AXIOS: The federal government is trying to clear a regulatory path for new types of vehicles that drive themselves and don't have a steering wheel or pedals.

SEMAFOR: The Pentagon is building a new team of investment bankers steeped in private equity to invest $200 billion over three years in defense deals, aiming to counter China's rise.

WSJ: Jeff Bezos is in early talks to raise $100 billion for a new fund that would buy up manufacturing companies and seek to use AI technology to accelerate their path to automation.

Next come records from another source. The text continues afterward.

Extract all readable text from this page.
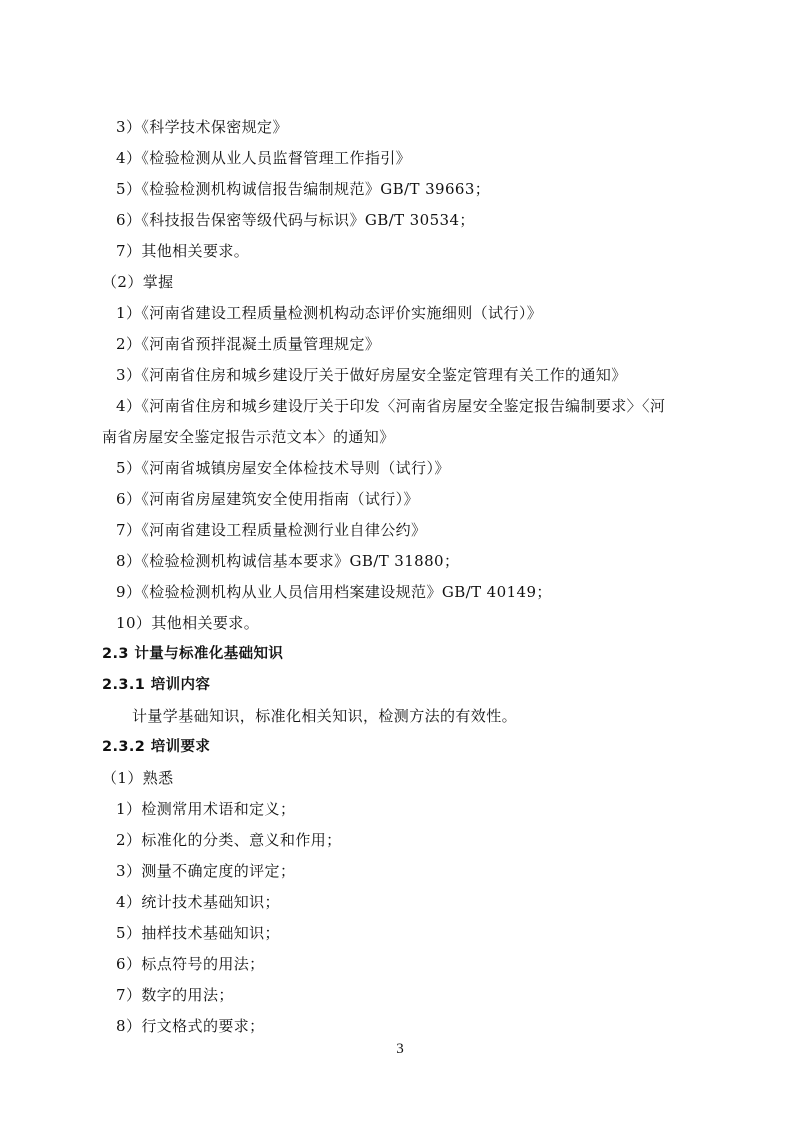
3）《科学技术保密规定》
4）《检验检测从业人员监督管理工作指引》
5）《检验检测机构诚信报告编制规范》GB/T 39663；
6）《科技报告保密等级代码与标识》GB/T 30534；
7）其他相关要求。
（2）掌握
1）《河南省建设工程质量检测机构动态评价实施细则（试行）》
2）《河南省预拌混凝土质量管理规定》
3）《河南省住房和城乡建设厅关于做好房屋安全鉴定管理有关工作的通知》
4）《河南省住房和城乡建设厅关于印发〈河南省房屋安全鉴定报告编制要求〉〈河
南省房屋安全鉴定报告示范文本〉的通知》
5）《河南省城镇房屋安全体检技术导则（试行）》
6）《河南省房屋建筑安全使用指南（试行）》
7）《河南省建设工程质量检测行业自律公约》
8）《检验检测机构诚信基本要求》GB/T 31880；
9）《检验检测机构从业人员信用档案建设规范》GB/T 40149；
10）其他相关要求。
2.3 计量与标准化基础知识
2.3.1 培训内容
计量学基础知识，标准化相关知识，检测方法的有效性。
2.3.2 培训要求
（1）熟悉
1）检测常用术语和定义；
2）标准化的分类、意义和作用；
3）测量不确定度的评定；
4）统计技术基础知识；
5）抽样技术基础知识；
6）标点符号的用法；
7）数字的用法；
8）行文格式的要求；
3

Punchbowl: Nvidia CEO Jensen Huang said AI giant's H200 chips will make their way into the Chinese market as early as a few "weeks." It could take a little longer as the company has to restart its whole supply chain after both Washington and Beijing created roadblocks to selling the chips to China.

TBPN: Uber founder Travis Kalanick announced his new company Atoms, a robotics company focused on food, mining, and transportation.

DOT: Transportation Secretary Sean P. Duffy and the Federal Aviation Administration (FAA) today announced eight proposals were selected as part of the brand-new Advanced Air Mobility and Electric Vertical Takeoff and Landing (eVTOL) Integration Pilot Program (eIPP).

The White House: The Trump Administration released its comprehensive national legislative framework for AI.

Payload: NASA Administrator Jared Isaacman is calling for monthly lunar lander missions to the South Pole starting in 2027, saying the only way to build a Moon base is with regular, frequent missions.